Uma sessão, apenas para convidados, de O Próximo Passo (2022) abre nesta terça-feira (21) a edição gaúcha do 13º Festival Varilux de Cinema Francês, que neste ano se espalha por 49 cidades de 23 Estados, além do Distrito Federal. No RS, as sessões serão realizadas de 23 de junho a 6 de julho em Porto Alegre (Cine Grand Café e Espaço Bourbon Country), Caxias do Sul (Sala Ulysses Geremias) e Pelotas (Cineflix Shopping Pelotas).
Ao todo, serão exibidos 17 filmes inéditos, mais a comédia Papai Noel É um Picareta (1982), de Jean-Marie Poiré, e As Aventuras de Molière (2007), de Laurent Tirard e Ariane Mnouchkine, em homenagem aos 400 anos do nascimento do dramaturgo autor de Tartufo, O Avarento e O Doente Imaginário.
A seleção inclui o vencedor do Festival de Veneza de 2021, O Acontecimento, de Audrey Diwan; o ganhador do Grand Prix no Festival de Cannes do ano passado, Um Herói, que é dirigido pelo iraniano Asghar Farhadi e ambientado no Irã, mas tem produtora francesa; e o 22º longa-metragem do prolífico diretor François Ozon, Peter von Kant, releitura de um clássico do alemão Rainer Werner Fassbinder. Em cena, poderemos ver ícones como o ator Daniel Auteuil (em O Destino de Haffmann) e as atrizes Fanny Ardant (Os Jovens Amantes) e Isabelle Adjani (Peter von Kant). Alguns dos realizadores e dos artistas vieram ao Brasil para divulgar a mostra, em eventos no Rio e em São Paulo, como os diretores Eric Gravel (Contratempos), Diastème (O Mundo de Ontem) e Régis Roinsard (Esperando Bojangles, que traz no elenco Virginie Efira, de Benedetta, e Romain Duris) e o ator Gilles Lellouche, presente em três títulos: O Destino de Haffmann, Golias e Kompromat.
3 perguntas para Emmanuelle Boudier
Por e-mail, a codiretora e cocuradora do Festival Varilux concedeu a seguinte entrevista:
Fora a contemporaneidade, o que norteou a seleção dos filmes deste ano? Existem denominadores comuns?
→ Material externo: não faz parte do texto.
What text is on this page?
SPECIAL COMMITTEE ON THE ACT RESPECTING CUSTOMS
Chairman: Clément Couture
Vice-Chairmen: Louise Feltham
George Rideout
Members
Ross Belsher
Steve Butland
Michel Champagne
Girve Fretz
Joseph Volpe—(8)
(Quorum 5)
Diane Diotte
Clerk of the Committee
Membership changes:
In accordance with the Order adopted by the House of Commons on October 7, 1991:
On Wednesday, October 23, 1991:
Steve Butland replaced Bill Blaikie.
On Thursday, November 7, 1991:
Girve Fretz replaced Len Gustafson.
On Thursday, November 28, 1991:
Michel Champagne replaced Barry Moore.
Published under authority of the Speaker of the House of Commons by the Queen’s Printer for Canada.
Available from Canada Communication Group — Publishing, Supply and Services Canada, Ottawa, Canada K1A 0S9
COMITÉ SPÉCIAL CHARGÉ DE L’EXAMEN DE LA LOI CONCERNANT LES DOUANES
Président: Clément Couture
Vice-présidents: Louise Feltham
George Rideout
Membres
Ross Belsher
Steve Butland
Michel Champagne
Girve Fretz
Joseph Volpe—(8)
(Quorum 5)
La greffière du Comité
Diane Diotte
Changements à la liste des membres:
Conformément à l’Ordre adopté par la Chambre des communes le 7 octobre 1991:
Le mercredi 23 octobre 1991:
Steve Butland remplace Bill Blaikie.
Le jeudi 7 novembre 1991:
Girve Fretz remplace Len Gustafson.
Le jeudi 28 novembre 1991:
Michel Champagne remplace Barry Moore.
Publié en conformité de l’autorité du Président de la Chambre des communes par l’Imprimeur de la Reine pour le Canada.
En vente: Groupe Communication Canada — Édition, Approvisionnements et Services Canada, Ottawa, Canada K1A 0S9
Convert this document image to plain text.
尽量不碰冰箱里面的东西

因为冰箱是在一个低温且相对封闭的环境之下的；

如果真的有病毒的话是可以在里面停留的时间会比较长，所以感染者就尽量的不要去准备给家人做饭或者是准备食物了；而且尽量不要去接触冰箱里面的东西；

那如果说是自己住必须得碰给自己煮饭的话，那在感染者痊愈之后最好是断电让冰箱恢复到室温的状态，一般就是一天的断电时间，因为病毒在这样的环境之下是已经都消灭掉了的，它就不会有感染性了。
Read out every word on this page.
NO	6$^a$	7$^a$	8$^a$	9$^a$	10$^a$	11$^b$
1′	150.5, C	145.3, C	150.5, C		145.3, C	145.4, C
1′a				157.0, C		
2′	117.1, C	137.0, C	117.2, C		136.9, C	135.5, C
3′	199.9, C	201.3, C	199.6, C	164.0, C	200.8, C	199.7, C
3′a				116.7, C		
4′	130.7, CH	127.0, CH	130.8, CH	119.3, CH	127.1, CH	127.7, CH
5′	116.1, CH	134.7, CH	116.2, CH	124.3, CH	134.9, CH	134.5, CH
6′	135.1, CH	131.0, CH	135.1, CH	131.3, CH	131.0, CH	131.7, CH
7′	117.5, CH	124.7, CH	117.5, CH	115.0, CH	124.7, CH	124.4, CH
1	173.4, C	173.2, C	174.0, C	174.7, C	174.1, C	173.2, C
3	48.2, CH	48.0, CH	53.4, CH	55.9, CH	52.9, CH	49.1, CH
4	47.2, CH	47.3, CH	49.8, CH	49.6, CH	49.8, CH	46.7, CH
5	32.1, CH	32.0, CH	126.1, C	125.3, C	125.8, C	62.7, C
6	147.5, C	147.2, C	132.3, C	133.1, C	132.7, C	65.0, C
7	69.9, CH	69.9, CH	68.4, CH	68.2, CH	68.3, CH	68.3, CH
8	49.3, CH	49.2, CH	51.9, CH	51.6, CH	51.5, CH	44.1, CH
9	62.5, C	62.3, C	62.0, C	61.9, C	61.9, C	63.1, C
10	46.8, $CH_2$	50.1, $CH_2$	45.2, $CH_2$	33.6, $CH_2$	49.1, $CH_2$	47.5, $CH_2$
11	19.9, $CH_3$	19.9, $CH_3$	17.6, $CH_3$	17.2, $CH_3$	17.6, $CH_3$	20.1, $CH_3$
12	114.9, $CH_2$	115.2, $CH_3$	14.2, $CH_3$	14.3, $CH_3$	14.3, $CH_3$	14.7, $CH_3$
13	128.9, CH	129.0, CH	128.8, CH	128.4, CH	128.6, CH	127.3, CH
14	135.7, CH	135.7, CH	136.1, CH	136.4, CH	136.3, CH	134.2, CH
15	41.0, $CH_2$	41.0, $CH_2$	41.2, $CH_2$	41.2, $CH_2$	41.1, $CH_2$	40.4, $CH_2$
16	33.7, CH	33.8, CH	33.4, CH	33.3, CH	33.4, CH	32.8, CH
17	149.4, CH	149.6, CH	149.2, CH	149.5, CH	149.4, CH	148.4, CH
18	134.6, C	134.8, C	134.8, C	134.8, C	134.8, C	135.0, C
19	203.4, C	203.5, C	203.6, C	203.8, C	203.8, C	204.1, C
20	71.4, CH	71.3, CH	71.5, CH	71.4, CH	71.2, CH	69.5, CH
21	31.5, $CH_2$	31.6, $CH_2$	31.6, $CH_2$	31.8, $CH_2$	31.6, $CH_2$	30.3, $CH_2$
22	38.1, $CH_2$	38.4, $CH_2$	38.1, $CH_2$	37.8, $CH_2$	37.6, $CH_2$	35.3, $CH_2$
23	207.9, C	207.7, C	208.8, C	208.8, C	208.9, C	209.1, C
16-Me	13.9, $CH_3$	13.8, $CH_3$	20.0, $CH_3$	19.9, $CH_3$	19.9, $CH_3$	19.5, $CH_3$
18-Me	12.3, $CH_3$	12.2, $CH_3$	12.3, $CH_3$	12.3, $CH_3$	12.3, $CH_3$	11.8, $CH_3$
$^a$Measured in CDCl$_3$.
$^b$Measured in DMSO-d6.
O cinema francês, mais do que qualquer outro, tem uma capacidade singular de se inspirar em tudo o que movimenta a nossa sociedade. Nossos medos, nossas desordens, mas também nossas esperanças e nossas alegrias refletem-se nele, de forma fiel, exagerada ou minimalista, mas sempre criativa e surpreendente, porque diversificada. Os filmes da edição 2022 apresentam aos espectadores uma visão de mundo sem dúvidas menos leve do que o habitual: a pandemia, a guerra às portas da Europa, as migrações forçadas, as ameaças ambientais, a ascensão dos extremos… Mas essa urgência os torna ainda mais ricos, mais relevantes, mais inspiradores.
Como veem o mercado brasileiro, cada vez mais dominado pelos filmes de super-herói, pelas franquias e afins, para o cinema francês? Qual é a estratégia para garantir visibilidade e retorno?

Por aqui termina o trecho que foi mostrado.